A political organization that backs Gov. Paul LePage has released a statewide television ad urging lawmakers to back the governor’s plan to repay $484 million in backlogged Medicaid payments to Maine’s hospitals.

The ad also takes a swipe at former Gov. John Baldacci, who has expressed interest in running for governor in 2014. The ad, purchased by Maine People Before Politics, says Baldacci is responsible for the debt, which it claims caused layoffs and jeopardized health care for “seniors and families.”

The Medicaid debt began accumulating years before Baldacci took office in 2003. It has been attributed to a payment system that didn’t keep pace with hospitals’ Medicaid claims to the state.

Baldacci and the Legislature made payments that sent $3.7 billion to hospitals over the last decade, but not enough to erase the debt.

The ad also blasts Baldacci for authorizing a 10-year wholesale liquor contract with Maine Beverage Co.

LePage’s hospital payback plan would use a 10-year bond authorized by the Legislature to pay off the state’s $184 million share of the debt. As soon as the state pays the hospitals, the balance will flow to the state’s 39 hospitals in federal matching funds.


LePage plans to use revenue from a new liquor contract to pay off the bond.

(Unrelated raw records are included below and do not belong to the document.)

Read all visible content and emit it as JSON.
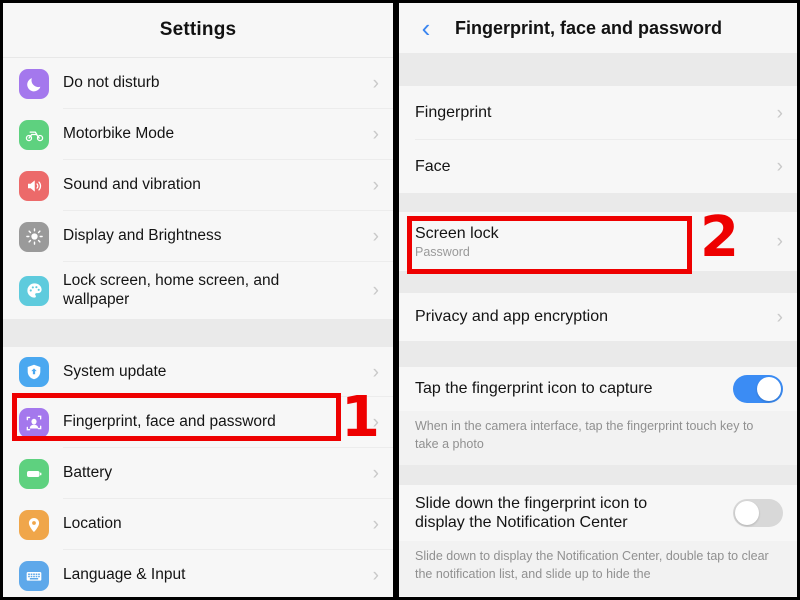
{
  "left_panel": {
    "header_title": "Settings",
    "items": [
      {
        "label": "Do not disturb",
        "icon": "moon-icon",
        "color": "#a478ed"
      },
      {
        "label": "Motorbike Mode",
        "icon": "motorbike-icon",
        "color": "#5ed17f"
      },
      {
        "label": "Sound and vibration",
        "icon": "speaker-icon",
        "color": "#ec6a6a"
      },
      {
        "label": "Display and Brightness",
        "icon": "brightness-icon",
        "color": "#9a9a9a"
      },
      {
        "label": "Lock screen, home screen, and wallpaper",
        "icon": "palette-icon",
        "color": "#5ecbdd"
      }
    ],
    "items_group2": [
      {
        "label": "System update",
        "icon": "system-update-icon",
        "color": "#4aa8f0"
      },
      {
        "label": "Fingerprint, face and password",
        "icon": "fingerprint-face-icon",
        "color": "#a478ed"
      },
      {
        "label": "Battery",
        "icon": "battery-icon",
        "color": "#5ed17f"
      },
      {
        "label": "Location",
        "icon": "location-pin-icon",
        "color": "#f0a64a"
      },
      {
        "label": "Language & Input",
        "icon": "keyboard-icon",
        "color": "#5ea8ea"
      }
    ]
  },
  "right_panel": {
    "header_title": "Fingerprint, face and password",
    "back_icon": "back-chevron-icon",
    "group1": [
      {
        "label": "Fingerprint"
      },
      {
        "label": "Face"
      }
    ],
    "group2": [
      {
        "label": "Screen lock",
        "sublabel": "Password"
      }
    ],
    "group3": [
      {
        "label": "Privacy and app encryption"
      }
    ],
    "toggle_rows": [
      {
        "label": "Tap the fingerprint icon to capture",
        "state": "on",
        "description": "When in the camera interface, tap the fingerprint touch key to take a photo"
      },
      {
        "label": "Slide down the fingerprint icon to display the Notification Center",
        "state": "off",
        "description": "Slide down to display the Notification Center, double tap to clear the notification list, and slide up to hide the"
      }
    ]
  },
  "annotations": {
    "step1_number": "1",
    "step2_number": "2",
    "highlight_color": "#ee0000"
  }
}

Democratic lawmakers have said they’re committed to paying back the state’s hospitals and have released a counter-proposal that they say would pay the hospitals by September.

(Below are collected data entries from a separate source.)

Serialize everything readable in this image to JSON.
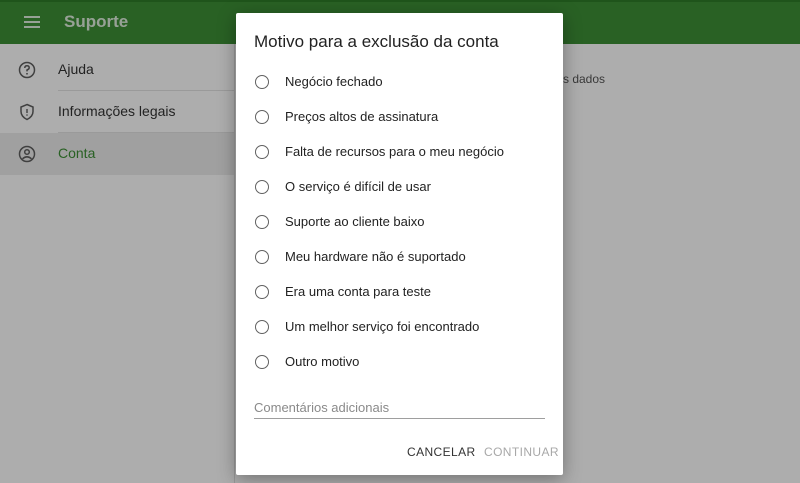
{
  "header": {
    "title": "Suporte",
    "color": "#3d8f35"
  },
  "sidebar": {
    "items": [
      {
        "label": "Ajuda",
        "icon": "help-circle-icon"
      },
      {
        "label": "Informações legais",
        "icon": "shield-icon"
      },
      {
        "label": "Conta",
        "icon": "account-circle-icon",
        "selected": true
      }
    ]
  },
  "content": {
    "partial_text": "s dados"
  },
  "dialog": {
    "title": "Motivo para a exclusão da conta",
    "options": [
      "Negócio fechado",
      "Preços altos de assinatura",
      "Falta de recursos para o meu negócio",
      "O serviço é difícil de usar",
      "Suporte ao cliente baixo",
      "Meu hardware não é suportado",
      "Era uma conta para teste",
      "Um melhor serviço foi encontrado",
      "Outro motivo"
    ],
    "comment_placeholder": "Comentários adicionais",
    "comment_value": "",
    "cancel_label": "CANCELAR",
    "continue_label": "CONTINUAR"
  }
}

The ad underscores the political battle over the hospital debt, an issue that LePage used to great effect when he ran for governor in 2010.

This year the governor raised the issue again, taking his case on the road during a high-profile tour of Lewiston and Auburn. During the tour, the governor spoke from a podium adorned with the state seal with the words “pay our bills” overlapping the traditional “Dirigo.”

Democrats blasted the ad Thursday as a “divisive” stunt to distract attention from LePage’s two-year budget proposal.

House Speaker Mark Eves, D-North Berwick, said in a press release that the ads undermine “productive efforts to find common ground on critical issues.”


“The governor is playing politics instead of working with lawmakers to help Maine’s economy,” said Eves.

Baldacci, responding in a press release, said the television spot is “a misleading, political attack ad.”

“Gov. LePage prefers to fight rather than govern,” Baldacci said. “There’s bipartisan agreement on the need to repay the hospitals, but the governor can’t take ‘yes’ for an answer.”

The governor should be focused on the state budget, where his plans would raise property taxes, cut education and hurt the economy. It’s so bad, Republicans can’t support it as it is.”

He added, “This type of partisanship and attack politics might get Gov. LePage’s base excited, but it’s no way to govern.”

In a release sent Thursday, Maine People Before Politics said the ad had begun airing statewide. The group did not say how much the ad buy is worth.


The group began as the organization that helped fund the governor’s transition to office. Initially, it disclosed its donors, which included corporations and trade groups such as the Maine Hospital Association.

It’s now unclear how much each organization has given to Maine People Before Politics. The group is a nonprofit organization, so it doesn’t have to fully disclose its donors.

The Maine Democratic Party described the group as a “Super PAC,” a reference to the “dark money” groups that have operated at the national level and attempted to influence elections.

LePage was asked about the ads after a speaking event for Augusta Kiwanis at the Senator Inn. He said he was unaware that the ad was running and looked to his spokeswoman, Adrienne Bennett, for an explanation.

“You know more than I do,” he said to Bennett, laughing. “How come I’m always the last one to know?”